Skuid started as a Salesforce partner, offering organizations a user interface (UI) and user experience (UX) toolkit for Salesforce to build apps faster with less code. Because of this background, Skuid initially focused on the Salesforce admins who build apps. Over time, Skuid has expanded that focus toward operational leaders, beyond those in the Salesforce ecosystem. Its target audience has expanded to include leaders responsible for business goals in sales ops, human resources and customer success, among others.
Today, Skuid can connect to anything that has an API to access data in real-time, but it doesn’t store the data, which is especially critical in industries like healthcare and financial services. Organizations can use their existing investments by taking out-of-the-box software and tailoring it to the business needs. The company claims that organizations can build custom apps using Skuid ten times faster.
Skuid’s visual designer makes development “drag and drop”
In addition to its component library and composer, Skuid has a visual tool called Design System Studio, which allows organizations to build an entire design system without writing a single line of code. With one click, the design system can be applied across all apps. The point of the design system is to make every app within an organization look consistent and tailored to the users.
These features – data connectors, components and design systems – drive app agility. That is, the ability to continuously design, create, and deliver impactful human-centered business apps and experiences, said McElrath.
“App agility is the secret to business agility.
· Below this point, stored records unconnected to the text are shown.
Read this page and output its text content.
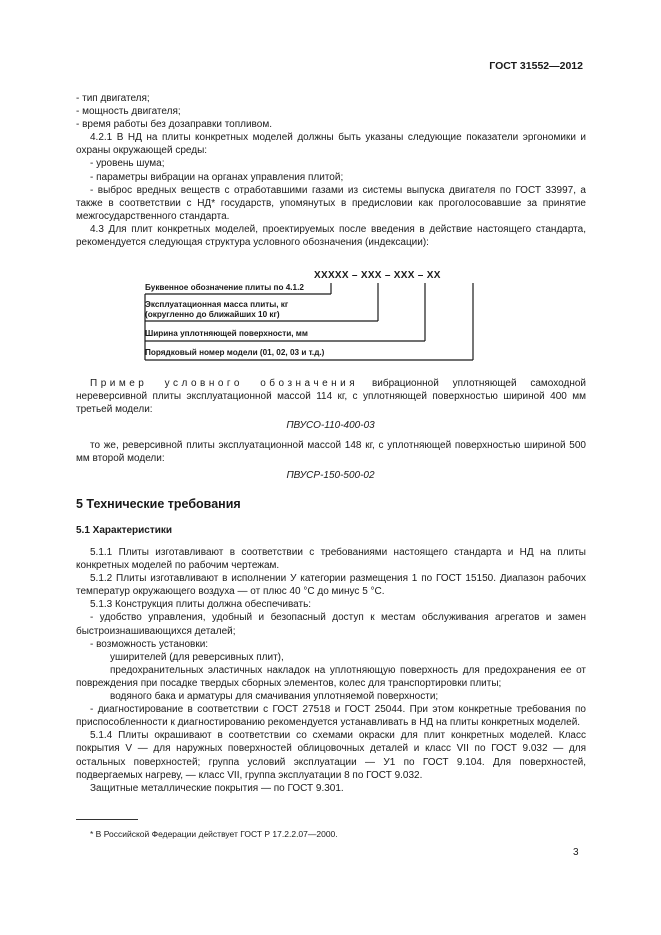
ГОСТ 31552—2012

- тип двигателя;

- мощность двигателя;

- время работы без дозаправки топливом.

4.2.1 В НД на плиты конкретных моделей должны быть указаны следующие показатели эргономики и охраны окружающей среды:

- уровень шума;

- параметры вибрации на органах управления плитой;

- выброс вредных веществ с отработавшими газами из системы выпуска двигателя по ГОСТ 33997, а также в соответствии с НД* государств, упомянутых в предисловии как проголосовавшие за принятие межгосударственного стандарта.

4.3 Для плит конкретных моделей, проектируемых после введения в действие настоящего стандарта, рекомендуется следующая структура условного обозначения (индексации):

ХХХХХ – ХХХ – ХХХ – ХХ
Буквенное обозначение плиты по 4.1.2
Эксплуатационная масса плиты, кг
(округленно до ближайших 10 кг)
Ширина уплотняющей поверхности, мм
Порядковый номер модели (01, 02, 03 и т.д.)
Пример условного обозначения вибрационной уплотняющей самоходной нереверсивной плиты эксплуатационной массой 114 кг, с уплотняющей поверхностью шириной 400 мм третьей модели:
ПВУСО-110-400-03

то же, реверсивной плиты эксплуатационной массой 148 кг, с уплотняющей поверхностью шириной 500 мм второй модели:

ПВУСР-150-500-02
5 Технические требования
5.1 Характеристики

5.1.1 Плиты изготавливают в соответствии с требованиями настоящего стандарта и НД на плиты конкретных моделей по рабочим чертежам.

5.1.2 Плиты изготавливают в исполнении У категории размещения 1 по ГОСТ 15150. Диапазон рабочих температур окружающего воздуха — от плюс 40 °С до минус 5 °С.

5.1.3 Конструкция плиты должна обеспечивать:

- удобство управления, удобный и безопасный доступ к местам обслуживания агрегатов и замен быстроизнашивающихся деталей;

- возможность установки:

уширителей (для реверсивных плит),

предохранительных эластичных накладок на уплотняющую поверхность для предохранения ее от повреждения при посадке твердых сборных элементов, колес для транспортировки плиты;

водяного бака и арматуры для смачивания уплотняемой поверхности;

- диагностирование в соответствии с ГОСТ 27518 и ГОСТ 25044. При этом конкретные требования по приспособленности к диагностированию рекомендуется устанавливать в НД на плиты конкретных моделей.

5.1.4 Плиты окрашивают в соответствии со схемами окраски для плит конкретных моделей. Класс покрытия V — для наружных поверхностей облицовочных деталей и класс VII по ГОСТ 9.032 — для остальных поверхностей; группа условий эксплуатации — У1 по ГОСТ 9.104. Для поверхностей, подвергаемых нагреву, — класс VII, группа эксплуатации 8 по ГОСТ 9.032.

Защитные металлические покрытия — по ГОСТ 9.301.

* В Российской Федерации действует ГОСТ Р 17.2.2.07—2000.
3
Everything is being digitized right now. If you have to crank out 30 different apps and 90 different prototypes before you decide on the one you want, you’re really restricted as a company as you go on this digital acceleration journey,” McElrath added.
Use case: Baker Hughes customized Salesforce with Skuid
Baker Hughes is a longtime Skuid user that struggled with Salesforce adoption in the past. The industrial service company considered ripping and replacing Salesforce with a new customer relationship management (CRM) system, but quickly realized the transition would be too expensive. Skuid helped Baker Hughes customize its Salesforce user experience, driving CRM adoption to over 90 percent.
“We started with the user and worked backwards, instead of starting with the database and moving forwards. As a result, Baker Hughes solved their data quality problem,” said McElrath. “They also solved their collaboration problem and found new opportunities to grow deals as a result.”
What’s next for Skuid is renewed emphasis on making app development faster and cheaper. Skuid is exploring problematic areas that could potentially slow down business processes.
In the last couple releases, Skuid also added new capabilities that enhance the table component, with the goal of making business apps more competitive with offline spreadsheets. In upcoming releases, the company will continue to build on that with table navigation and actions that make tables even better for power users.
This is one example of Skuid focusing “the user experience around the needs of the individual,” said McElrath. This requires not only having a personalization framework to create the user experience – which Skuid provides – but starting and ending with a human-centered design approach.
Skuid offers the best of both worlds McElrath claimed. “You get rock solid core technology on the back end and you get modern user experiences that are personalized around the needs of your users.”